Зуров поднял на меня взгляд и усмехнулся.
— Тюфяками обвешаться? Доктор, побойтесь бога. Мы офицеры или кто? Засмеют до самого Харбина. А потом продолжат смеяться и дальше.
— Верно говорит, — отозвался Горшков, не открывая глаз. Он дремал у стены. — Пускай мужики мешками обкладываются, им по чину положено. А нам не пристало. Залезем в перины, после не отмоемся.
Смирнов, который по саперной части и в таких вещах смыслил больше прочих, посмотрел на меня внимательно, и я было решил, что хоть один услышал. Но он только пожал плечами.
— Резон в ваших словах есть, Вадим Александрович. Щепа хуже пули, тут вы кругом правы. Только есть вещи, которые делать нельзя, даже когда они разумны. Нет. Не пойдет.
— Погибнуть, по-вашему, достойнее? — спросил я.
— Не достойнее. Но приличнее. — Он развел руками. — Вы человек все-таки наполовину штатский, доктор, вам не понять, и слава богу, что не понять.
Спорить дальше смысла не было. Логика тут не работала. Работало что-то другое, упрямое и старое, и переломить его я не сумел бы, даже если бы захотел. Я махнул рукой и вышел, чтобы заглянуть к сестрам милосердия. Тоже ведь в дощатых стенах едут.
Старшая сестра выслушала меня, поджав губы, и закачала головой прежде, чем я договорил.
— Не нужно этого, доктор. Я тридцать лет при больных и при войне, и всегда было одно. Как бог даст, так и будет. На все его святая воля. А тряпьем от его воли не загородишься.
— Тряпье против щепы все-таки помогает, — сказал я. — Проверено не раз.
Она глянула на меня исподлобья.
— Мы на войну едем. Тем, кто боится, там делать нечего.
Молоденькая сестра смотрела на меня испуганно и переводила глаза с меня на старшую и обратно, не зная, кого слушать. Перечить старшей она не посмела. Так я и ушел.
Проходя по коридору, заглянул мельком к фон Зигелю. Карл Карлович, не спеша и без лишних слов, придвинул к окну тяжелый кожаный чемодан, а рядом с собой, у стены поставил второй.
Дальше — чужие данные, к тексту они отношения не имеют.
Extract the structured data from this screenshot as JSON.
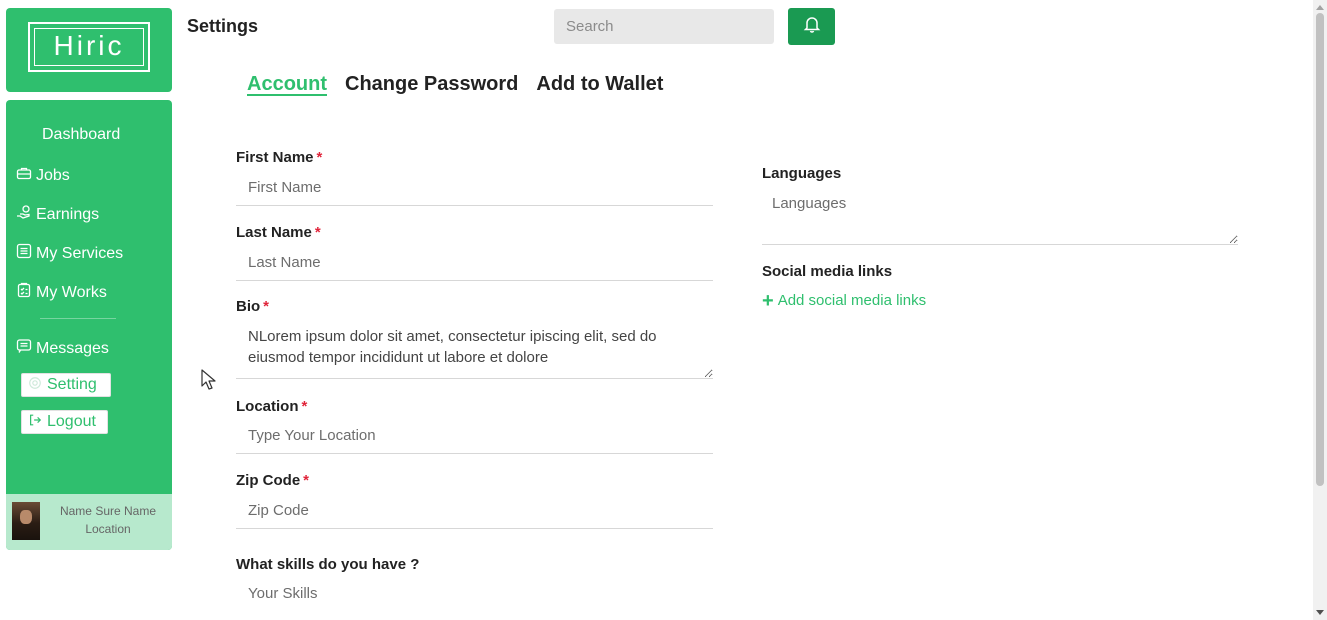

Сам сидел рядом и протирал маузер, винтик за винтиком. На меня поднял глаза, кивнул и снова склонился над оружием. Этот без всяких советов сообразил, что к чему. У профессора голова устроена так, что храбрость храбростью, а разум отдельно.
И маузер! Не наган у профессора, а целый маузер К-96! Стоит в разы дороже нагана, но стреляет дальше, точнее, быстрее перезаряжается. Обойму поменял — и все. Не нужно ковыряться с каждым патроном.
Ну и ладно. Хоть один умный. А если остальные хотят как бог даст, пусть будет как бог даст. А я, пожалуй, богу немного подсоблю.
Погибнуть от шальной щепки, потому что стыдно обвешаться тряпьем, я не собирался. Глупее смерти не придумаешь. Но здесь надо быть аккуратным. Запишут в трусы, и будет очень нехорошо.
Значит, делаю все тихо. Без свидетелей.